美人とドラマ、大塚家具問題が残したメディア報道の課題
同族会社の中で、創業者の父と社長を務める娘が、経営方針をめぐって激しく対立する。実の親子の「骨肉の争い」は勝敗が株主総会にまで持ち込まれるというドラマのような展開に興味をもった人も多かったのだろう。大塚家具の騒動は、3月27日に開かれた株主総会で、長女が社長を務める会社側の提案が約61%の賛成で可決され、社長続投が決まったが、それにいたるまでの世の中の注目ぶりは半端ではなかった。
ドラマ性と美人社長に飛びついたメディア
朝のワイドショー番組にはおよそふさわしくない「委任状争奪戦」(プロキシーファイト)といった専門用語までが飛び交って報じられ、大きな盛り上がりを見せた一連の騒動だが、そうなったのは理由がある。
一つは実の親子、しかも父と長女がガチンコで対立し、家族の中で長男と母親が父の側につき、他の弟妹は長女側について割れてしまったというドラマ性。二つ目は、いかにも苦労人で一代で会社を築いた「叩き上げ」の創業者と、知的でさっそうとした美しい女性社長という対比。メディアが反応してしまう典型的なパターンにはまったといえる。 だが、これが女性社長でなく、単に父親に反抗する息子の男性社長だったらどうだったか。おそらく世の中の関心がここまで盛り上がることはなかっただろう。
今回の話は、大塚家具が社会的な責任を持つ上場会社であるという側面はあるが、突き詰めて言えば、経営方針を巡って家族同士で内輪もめした家具屋の単なるお家騒動である。だが条件がそろってしまった故に、メディアの注目を大きく集めてしまった格好だ。 洋の東西を問わず、メディアは一般的に「女性」や「骨肉の争い」といった要素や展開には弱い。
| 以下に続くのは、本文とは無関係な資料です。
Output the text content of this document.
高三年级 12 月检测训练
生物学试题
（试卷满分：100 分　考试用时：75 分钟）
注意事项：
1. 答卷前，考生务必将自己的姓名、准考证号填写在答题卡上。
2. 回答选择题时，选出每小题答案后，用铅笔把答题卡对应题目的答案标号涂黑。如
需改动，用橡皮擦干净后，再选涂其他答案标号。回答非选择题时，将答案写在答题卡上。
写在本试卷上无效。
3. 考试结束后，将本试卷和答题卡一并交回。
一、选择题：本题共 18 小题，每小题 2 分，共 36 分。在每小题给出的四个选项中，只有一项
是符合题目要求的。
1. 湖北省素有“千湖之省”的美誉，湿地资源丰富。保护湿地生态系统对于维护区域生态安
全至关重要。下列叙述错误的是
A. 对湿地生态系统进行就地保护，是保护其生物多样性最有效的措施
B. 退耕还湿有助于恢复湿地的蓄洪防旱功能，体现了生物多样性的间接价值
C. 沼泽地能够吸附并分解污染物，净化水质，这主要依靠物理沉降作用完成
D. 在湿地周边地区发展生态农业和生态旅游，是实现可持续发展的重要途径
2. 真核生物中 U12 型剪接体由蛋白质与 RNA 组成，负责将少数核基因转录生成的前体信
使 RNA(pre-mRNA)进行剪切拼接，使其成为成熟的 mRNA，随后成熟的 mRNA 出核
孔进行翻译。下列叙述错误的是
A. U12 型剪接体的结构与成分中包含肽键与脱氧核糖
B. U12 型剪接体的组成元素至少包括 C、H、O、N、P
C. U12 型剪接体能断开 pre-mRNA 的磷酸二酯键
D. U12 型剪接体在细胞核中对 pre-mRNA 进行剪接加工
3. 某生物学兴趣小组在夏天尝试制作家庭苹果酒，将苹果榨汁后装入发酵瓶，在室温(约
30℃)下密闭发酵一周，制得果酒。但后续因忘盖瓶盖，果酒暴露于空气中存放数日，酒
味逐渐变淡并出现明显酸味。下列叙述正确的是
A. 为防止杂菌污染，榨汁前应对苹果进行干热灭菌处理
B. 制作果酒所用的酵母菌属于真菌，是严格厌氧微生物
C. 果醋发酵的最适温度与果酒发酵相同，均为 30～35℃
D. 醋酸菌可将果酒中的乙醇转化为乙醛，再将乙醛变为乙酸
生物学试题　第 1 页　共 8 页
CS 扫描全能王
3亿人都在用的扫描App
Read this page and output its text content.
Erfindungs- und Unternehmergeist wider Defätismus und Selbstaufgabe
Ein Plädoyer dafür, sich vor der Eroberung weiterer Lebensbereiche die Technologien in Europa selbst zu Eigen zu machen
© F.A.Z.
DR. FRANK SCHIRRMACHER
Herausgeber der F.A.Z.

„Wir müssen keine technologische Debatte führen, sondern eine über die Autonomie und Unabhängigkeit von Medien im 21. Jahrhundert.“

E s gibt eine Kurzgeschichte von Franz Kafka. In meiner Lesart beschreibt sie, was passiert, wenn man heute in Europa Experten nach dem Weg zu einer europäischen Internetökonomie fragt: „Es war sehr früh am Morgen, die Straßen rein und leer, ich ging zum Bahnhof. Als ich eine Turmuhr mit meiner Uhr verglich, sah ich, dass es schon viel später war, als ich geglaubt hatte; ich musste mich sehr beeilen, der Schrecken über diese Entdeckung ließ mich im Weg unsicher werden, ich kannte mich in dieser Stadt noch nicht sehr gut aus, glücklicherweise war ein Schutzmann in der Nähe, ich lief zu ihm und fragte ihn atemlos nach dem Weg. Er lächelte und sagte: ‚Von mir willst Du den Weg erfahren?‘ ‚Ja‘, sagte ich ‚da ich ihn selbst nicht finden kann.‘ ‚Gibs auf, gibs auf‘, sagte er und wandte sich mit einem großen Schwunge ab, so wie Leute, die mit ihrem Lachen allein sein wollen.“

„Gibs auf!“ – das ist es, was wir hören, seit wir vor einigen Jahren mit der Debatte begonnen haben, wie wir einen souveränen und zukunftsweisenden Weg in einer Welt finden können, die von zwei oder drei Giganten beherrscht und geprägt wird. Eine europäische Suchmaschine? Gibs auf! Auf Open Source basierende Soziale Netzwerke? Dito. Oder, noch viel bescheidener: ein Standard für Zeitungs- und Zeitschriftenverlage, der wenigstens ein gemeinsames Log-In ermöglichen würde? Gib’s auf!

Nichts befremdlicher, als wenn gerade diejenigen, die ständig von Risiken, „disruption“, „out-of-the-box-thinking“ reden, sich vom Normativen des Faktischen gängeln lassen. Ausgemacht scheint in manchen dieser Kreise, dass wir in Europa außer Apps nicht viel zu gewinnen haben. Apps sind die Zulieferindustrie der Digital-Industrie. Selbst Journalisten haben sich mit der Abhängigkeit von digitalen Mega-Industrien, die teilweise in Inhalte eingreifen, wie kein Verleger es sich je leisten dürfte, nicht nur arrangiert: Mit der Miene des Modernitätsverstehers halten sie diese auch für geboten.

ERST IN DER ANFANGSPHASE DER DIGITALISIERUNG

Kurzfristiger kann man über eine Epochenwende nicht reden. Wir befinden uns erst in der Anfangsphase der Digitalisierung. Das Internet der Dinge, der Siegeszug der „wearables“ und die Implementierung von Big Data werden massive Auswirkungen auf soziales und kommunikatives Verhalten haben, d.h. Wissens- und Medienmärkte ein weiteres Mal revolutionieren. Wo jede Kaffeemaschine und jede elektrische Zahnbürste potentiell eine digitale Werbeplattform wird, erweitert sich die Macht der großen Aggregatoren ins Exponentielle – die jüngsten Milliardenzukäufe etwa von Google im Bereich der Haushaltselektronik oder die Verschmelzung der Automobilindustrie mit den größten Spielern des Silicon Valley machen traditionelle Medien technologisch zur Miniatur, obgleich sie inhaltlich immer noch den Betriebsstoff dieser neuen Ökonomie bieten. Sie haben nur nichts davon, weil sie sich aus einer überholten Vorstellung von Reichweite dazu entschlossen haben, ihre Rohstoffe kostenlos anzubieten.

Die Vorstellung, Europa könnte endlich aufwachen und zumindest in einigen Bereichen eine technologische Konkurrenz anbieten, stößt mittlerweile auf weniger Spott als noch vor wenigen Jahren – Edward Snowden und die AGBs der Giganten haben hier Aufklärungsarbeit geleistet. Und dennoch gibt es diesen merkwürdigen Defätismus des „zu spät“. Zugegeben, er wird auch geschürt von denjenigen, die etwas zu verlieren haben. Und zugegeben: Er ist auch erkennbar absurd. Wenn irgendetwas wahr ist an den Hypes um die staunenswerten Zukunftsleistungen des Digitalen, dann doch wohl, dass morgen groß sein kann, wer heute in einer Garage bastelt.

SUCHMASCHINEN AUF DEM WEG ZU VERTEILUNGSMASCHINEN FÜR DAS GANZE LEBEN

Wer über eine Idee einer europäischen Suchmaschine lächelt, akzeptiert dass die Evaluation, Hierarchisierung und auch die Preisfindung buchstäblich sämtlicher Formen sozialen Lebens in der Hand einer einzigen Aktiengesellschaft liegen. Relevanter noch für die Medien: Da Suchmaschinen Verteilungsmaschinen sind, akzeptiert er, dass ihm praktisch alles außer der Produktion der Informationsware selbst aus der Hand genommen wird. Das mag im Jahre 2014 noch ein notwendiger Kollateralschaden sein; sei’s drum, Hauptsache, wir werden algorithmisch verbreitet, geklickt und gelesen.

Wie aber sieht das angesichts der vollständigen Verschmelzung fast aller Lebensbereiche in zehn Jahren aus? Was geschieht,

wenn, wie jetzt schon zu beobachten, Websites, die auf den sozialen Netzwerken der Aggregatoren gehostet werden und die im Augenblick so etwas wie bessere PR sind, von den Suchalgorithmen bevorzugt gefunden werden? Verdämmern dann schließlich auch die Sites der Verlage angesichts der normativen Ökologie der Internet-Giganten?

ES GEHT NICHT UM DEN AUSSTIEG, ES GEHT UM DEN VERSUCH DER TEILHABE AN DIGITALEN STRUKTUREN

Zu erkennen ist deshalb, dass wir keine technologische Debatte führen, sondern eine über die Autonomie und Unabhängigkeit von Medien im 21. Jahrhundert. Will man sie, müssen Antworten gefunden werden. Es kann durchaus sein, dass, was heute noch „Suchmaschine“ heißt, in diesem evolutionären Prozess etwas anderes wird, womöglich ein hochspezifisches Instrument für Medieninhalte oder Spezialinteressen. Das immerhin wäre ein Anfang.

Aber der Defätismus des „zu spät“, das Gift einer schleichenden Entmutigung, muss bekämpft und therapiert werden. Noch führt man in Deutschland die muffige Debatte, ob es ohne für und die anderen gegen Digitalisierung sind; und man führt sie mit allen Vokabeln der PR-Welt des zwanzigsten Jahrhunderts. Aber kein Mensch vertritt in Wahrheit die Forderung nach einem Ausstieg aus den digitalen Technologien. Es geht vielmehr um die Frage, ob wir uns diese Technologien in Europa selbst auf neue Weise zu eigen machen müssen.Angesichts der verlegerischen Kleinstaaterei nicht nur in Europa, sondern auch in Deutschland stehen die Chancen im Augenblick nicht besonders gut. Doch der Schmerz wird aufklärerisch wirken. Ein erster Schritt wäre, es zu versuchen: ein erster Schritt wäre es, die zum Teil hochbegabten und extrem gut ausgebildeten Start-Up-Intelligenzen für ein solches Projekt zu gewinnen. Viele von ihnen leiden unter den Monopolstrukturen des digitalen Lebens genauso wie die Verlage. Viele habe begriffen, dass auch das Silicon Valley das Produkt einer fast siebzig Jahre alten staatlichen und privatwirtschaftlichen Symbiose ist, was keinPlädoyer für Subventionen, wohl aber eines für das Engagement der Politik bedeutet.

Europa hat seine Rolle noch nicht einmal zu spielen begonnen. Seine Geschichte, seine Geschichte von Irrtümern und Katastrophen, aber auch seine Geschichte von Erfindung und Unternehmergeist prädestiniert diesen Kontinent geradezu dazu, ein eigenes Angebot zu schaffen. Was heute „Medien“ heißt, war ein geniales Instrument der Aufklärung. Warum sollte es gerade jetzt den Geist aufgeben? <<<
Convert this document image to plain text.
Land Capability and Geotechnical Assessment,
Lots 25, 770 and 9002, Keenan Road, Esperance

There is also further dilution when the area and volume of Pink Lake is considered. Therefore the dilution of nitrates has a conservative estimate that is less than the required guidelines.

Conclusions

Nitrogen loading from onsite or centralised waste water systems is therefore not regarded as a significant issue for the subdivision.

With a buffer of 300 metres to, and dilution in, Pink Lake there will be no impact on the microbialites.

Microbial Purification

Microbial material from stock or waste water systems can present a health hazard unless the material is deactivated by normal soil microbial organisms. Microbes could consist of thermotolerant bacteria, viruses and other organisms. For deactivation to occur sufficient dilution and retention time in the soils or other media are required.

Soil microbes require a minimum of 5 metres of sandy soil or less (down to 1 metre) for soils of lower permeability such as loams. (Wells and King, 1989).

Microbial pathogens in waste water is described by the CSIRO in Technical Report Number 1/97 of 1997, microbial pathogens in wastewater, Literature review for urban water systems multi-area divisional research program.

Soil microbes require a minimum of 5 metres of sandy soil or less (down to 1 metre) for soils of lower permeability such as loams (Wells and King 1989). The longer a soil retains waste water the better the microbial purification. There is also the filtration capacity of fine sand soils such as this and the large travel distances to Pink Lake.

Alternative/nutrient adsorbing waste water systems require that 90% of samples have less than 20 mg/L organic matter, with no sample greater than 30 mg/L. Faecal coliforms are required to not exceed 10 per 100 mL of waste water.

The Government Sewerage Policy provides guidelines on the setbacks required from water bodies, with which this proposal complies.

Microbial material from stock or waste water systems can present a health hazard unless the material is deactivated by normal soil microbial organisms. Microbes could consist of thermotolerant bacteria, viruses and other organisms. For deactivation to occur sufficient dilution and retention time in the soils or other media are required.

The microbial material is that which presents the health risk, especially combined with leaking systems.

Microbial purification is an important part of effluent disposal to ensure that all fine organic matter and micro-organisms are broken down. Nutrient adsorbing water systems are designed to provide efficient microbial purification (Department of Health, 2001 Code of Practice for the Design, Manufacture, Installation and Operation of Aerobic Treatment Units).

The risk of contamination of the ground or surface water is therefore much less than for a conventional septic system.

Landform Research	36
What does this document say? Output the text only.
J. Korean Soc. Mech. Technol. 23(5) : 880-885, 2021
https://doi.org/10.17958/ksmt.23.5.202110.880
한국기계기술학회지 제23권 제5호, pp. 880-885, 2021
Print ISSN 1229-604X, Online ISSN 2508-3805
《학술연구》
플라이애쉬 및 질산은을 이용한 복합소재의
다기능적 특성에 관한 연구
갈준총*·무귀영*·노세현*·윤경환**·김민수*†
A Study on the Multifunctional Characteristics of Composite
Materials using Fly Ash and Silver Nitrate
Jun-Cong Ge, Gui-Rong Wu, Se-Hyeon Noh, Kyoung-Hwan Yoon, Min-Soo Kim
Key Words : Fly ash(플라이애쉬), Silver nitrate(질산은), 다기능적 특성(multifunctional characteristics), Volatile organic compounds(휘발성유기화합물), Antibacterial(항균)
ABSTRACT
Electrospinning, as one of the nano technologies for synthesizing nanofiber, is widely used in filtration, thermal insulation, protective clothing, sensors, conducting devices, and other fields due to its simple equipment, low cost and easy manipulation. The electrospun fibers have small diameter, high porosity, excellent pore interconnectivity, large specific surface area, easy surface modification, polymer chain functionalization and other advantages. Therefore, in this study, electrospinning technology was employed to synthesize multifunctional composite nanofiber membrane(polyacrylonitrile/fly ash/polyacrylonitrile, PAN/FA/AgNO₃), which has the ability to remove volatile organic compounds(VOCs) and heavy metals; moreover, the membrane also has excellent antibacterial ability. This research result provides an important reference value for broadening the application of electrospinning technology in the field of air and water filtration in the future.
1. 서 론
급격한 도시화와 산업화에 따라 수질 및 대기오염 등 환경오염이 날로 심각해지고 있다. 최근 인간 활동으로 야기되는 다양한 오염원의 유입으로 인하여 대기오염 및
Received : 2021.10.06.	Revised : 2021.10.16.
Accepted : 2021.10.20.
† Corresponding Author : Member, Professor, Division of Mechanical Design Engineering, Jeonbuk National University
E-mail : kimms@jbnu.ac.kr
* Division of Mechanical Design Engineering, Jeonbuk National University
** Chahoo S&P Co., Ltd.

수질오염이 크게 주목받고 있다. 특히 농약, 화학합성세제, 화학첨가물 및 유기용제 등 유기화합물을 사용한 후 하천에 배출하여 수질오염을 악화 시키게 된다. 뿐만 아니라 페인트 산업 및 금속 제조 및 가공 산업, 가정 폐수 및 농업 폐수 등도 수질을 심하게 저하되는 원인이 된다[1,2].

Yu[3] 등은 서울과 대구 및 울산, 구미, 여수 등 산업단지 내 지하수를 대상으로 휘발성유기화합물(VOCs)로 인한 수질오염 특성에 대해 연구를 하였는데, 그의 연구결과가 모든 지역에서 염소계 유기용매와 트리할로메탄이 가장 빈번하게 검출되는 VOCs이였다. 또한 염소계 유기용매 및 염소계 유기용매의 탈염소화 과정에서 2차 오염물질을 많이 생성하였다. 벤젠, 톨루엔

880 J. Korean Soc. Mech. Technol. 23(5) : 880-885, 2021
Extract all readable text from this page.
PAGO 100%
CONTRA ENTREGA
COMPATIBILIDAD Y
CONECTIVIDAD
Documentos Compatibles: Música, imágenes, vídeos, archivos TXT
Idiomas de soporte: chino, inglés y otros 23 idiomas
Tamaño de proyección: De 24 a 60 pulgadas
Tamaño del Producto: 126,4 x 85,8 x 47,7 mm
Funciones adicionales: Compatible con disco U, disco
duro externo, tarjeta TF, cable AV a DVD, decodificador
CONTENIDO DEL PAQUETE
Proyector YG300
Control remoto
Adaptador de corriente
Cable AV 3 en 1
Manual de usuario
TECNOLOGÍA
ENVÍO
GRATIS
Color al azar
事件事故のニュースにありがちなのだが、当事者が「若い女性」というだけでニュースバリューが左右されてしまう面は否定できない。笑い話だが、事件報道で「クビなしの美人女性のバラバラ死体を発見」という記述のおかしさに気付くことなく、ついつい想像をたくましくしてしまうことに似ている。 同族会社をめぐっては、最近で言えばロッテなどお家騒動が起きている会社はほかにもあるが、さほどメディアの注目を浴びないのはそうした事情もある。